The second consequence which we discern in his pages seems to us inseparable from the first. He is haunted by an ever-recurring tendency to scepticism. The great lights of heaven have been so often altered in his comprehension of them, that he is tempted to doubt whether they have any real fixed existence separable from their impression on the eye which dwells on their lustre; and though as to the highest of all forms of Being external to himself, he vigorously casts off the suspicion, yet as to all truth below that highest truth, it is evident that he obtains but a doubtful mastery over the spirit of universal doubt. Here are a few passages of the character we have described :
'In my school-days I thought life might be a dream, or I an angel, and all this world a deception, my fellow-angels by a playful device concealing themselves from me, and deceiving me with the semblance of a material world.'-Apol. p. 56.

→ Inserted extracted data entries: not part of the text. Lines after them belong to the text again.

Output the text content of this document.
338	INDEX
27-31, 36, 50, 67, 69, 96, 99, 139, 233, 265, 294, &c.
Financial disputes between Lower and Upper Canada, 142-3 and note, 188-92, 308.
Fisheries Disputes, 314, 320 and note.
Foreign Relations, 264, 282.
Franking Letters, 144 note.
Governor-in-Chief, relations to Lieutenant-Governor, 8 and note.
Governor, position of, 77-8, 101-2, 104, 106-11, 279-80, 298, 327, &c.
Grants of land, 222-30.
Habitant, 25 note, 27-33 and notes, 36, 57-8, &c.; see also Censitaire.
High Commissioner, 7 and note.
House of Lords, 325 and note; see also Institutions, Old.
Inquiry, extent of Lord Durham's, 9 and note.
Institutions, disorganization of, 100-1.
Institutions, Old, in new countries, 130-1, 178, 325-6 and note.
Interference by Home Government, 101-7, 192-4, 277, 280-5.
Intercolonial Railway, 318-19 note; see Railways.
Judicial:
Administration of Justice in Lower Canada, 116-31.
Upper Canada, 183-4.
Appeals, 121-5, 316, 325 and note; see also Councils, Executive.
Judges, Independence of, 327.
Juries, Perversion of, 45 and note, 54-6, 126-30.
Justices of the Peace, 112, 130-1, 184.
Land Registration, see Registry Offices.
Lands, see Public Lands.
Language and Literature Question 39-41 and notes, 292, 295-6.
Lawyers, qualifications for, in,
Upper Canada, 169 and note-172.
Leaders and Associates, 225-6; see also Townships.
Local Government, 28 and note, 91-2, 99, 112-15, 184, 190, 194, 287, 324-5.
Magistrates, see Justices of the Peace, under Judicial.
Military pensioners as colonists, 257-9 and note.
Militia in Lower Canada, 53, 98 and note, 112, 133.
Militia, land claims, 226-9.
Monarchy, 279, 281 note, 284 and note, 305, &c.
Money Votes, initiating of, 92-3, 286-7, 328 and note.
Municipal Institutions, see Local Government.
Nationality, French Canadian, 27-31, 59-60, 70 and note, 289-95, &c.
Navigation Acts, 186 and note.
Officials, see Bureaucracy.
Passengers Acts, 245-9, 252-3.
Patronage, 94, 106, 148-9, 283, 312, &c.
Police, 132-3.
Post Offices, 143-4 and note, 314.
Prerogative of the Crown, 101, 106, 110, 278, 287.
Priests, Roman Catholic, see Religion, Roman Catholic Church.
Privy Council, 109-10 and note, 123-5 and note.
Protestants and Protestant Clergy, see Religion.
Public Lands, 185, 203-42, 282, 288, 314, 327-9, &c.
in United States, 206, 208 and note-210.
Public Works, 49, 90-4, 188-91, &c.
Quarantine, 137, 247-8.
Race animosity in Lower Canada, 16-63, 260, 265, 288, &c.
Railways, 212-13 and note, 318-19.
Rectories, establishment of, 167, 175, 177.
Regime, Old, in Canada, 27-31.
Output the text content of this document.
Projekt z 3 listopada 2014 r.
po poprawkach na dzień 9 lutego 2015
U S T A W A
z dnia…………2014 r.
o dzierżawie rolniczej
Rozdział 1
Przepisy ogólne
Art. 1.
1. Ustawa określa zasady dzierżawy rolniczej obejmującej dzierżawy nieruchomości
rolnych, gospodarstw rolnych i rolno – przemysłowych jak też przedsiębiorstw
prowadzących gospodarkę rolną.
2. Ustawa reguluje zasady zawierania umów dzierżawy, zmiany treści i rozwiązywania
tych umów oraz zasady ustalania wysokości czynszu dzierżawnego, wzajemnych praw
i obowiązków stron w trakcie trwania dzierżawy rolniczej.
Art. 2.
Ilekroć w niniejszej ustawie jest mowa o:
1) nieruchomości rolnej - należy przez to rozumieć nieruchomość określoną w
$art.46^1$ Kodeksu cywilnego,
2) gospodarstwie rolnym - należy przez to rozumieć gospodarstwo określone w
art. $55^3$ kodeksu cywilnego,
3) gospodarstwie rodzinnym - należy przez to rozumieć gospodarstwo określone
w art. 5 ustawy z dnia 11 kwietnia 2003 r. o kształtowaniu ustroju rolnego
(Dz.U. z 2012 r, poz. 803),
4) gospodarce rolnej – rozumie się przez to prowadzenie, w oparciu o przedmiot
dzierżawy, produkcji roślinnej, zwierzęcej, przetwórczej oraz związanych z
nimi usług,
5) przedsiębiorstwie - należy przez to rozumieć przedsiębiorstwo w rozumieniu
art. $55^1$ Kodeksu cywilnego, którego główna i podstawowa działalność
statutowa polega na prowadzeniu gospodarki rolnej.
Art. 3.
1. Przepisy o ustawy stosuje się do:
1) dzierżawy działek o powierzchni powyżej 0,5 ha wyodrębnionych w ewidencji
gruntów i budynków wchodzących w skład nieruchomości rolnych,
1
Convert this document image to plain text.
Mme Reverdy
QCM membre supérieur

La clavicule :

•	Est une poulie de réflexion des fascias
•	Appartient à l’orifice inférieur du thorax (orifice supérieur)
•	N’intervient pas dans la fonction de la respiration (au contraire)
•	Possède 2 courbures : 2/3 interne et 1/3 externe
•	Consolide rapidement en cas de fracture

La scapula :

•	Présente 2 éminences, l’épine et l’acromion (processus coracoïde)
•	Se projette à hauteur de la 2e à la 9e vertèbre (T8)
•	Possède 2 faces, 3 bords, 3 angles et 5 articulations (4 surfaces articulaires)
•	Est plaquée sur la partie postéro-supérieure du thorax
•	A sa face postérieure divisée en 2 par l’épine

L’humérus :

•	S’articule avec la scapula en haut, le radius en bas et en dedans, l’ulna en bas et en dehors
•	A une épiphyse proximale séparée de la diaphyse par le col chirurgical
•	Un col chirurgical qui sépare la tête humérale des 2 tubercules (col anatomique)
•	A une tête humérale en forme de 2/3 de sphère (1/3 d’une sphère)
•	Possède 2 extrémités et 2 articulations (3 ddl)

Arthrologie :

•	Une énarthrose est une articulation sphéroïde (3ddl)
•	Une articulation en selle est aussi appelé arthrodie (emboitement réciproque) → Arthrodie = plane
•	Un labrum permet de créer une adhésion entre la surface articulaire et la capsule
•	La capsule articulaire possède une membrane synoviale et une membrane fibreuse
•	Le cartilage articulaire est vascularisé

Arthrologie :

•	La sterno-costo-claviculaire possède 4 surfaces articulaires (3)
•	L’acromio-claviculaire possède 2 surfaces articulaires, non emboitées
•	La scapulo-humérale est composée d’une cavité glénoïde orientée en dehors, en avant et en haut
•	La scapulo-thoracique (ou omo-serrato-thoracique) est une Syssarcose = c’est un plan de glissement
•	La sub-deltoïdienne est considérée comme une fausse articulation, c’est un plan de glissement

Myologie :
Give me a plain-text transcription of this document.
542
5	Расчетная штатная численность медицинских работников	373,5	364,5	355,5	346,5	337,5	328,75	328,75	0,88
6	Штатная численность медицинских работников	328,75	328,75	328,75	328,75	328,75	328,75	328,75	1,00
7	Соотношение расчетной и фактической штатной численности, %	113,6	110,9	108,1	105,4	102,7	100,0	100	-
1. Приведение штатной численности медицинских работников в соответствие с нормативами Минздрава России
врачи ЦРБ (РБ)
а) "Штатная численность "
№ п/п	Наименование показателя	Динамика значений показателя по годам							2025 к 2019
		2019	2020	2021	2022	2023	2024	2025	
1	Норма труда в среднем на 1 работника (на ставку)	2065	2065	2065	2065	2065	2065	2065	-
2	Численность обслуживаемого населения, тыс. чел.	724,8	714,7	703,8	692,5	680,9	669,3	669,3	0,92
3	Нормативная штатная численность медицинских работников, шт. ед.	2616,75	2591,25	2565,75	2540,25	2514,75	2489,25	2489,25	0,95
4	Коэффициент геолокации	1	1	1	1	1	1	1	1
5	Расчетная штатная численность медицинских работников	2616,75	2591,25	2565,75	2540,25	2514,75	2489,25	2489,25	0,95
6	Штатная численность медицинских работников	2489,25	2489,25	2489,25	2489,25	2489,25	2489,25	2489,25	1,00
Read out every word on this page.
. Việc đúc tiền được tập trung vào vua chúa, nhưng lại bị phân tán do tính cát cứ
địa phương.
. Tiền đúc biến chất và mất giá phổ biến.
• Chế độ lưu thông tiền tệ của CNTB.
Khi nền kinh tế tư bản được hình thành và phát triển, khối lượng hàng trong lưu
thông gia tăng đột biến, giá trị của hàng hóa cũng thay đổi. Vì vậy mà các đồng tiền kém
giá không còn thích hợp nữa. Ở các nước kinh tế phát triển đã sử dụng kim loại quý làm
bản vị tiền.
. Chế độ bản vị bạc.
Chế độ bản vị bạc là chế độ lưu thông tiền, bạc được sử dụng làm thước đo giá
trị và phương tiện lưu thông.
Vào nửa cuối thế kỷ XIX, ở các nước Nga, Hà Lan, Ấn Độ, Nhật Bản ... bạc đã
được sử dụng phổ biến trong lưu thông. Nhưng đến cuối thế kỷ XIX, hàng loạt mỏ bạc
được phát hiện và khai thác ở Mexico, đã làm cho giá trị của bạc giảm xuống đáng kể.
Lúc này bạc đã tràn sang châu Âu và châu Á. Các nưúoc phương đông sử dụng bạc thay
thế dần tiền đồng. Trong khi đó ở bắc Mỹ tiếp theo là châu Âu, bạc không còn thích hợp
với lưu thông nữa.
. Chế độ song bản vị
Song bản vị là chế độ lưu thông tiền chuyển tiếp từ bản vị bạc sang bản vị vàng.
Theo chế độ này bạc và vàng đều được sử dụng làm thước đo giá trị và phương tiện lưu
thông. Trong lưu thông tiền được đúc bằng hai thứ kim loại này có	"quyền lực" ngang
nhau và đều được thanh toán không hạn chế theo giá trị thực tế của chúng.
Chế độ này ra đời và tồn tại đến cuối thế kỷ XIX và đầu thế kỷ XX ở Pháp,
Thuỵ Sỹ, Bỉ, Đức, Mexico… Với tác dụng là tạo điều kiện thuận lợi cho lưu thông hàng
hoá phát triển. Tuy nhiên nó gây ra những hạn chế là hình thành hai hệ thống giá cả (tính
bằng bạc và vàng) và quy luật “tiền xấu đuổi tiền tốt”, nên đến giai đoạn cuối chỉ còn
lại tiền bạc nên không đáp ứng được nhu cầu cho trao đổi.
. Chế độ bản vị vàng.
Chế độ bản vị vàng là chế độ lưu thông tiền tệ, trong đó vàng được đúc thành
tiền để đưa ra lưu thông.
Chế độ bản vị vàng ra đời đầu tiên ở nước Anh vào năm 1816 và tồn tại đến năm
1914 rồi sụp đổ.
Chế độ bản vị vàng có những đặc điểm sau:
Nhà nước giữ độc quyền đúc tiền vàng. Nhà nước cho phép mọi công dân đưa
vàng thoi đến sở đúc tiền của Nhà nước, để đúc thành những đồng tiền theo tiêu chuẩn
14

'When I was fourteen I read Paine's Tracts against the Old Testament, and found pleasure in thinking of the objections which were contained in them.'
Later on, in his youth, he says:—
'A work of Romaine's had some influence in confirming me in my mistrust of the reality of material phenomena, and making me rest in the thought of two, and two only, supreme and luminously self-evident beings-myself and my Creator.'-Apol., p. 59.
Nor does he abandon this theory in later life. He even finds in Butler's Analogy'
'An ultimate resolution of the theory to which I was inclined as a boy, namely, the unreality of material phenomena.'-Apol., p. 67.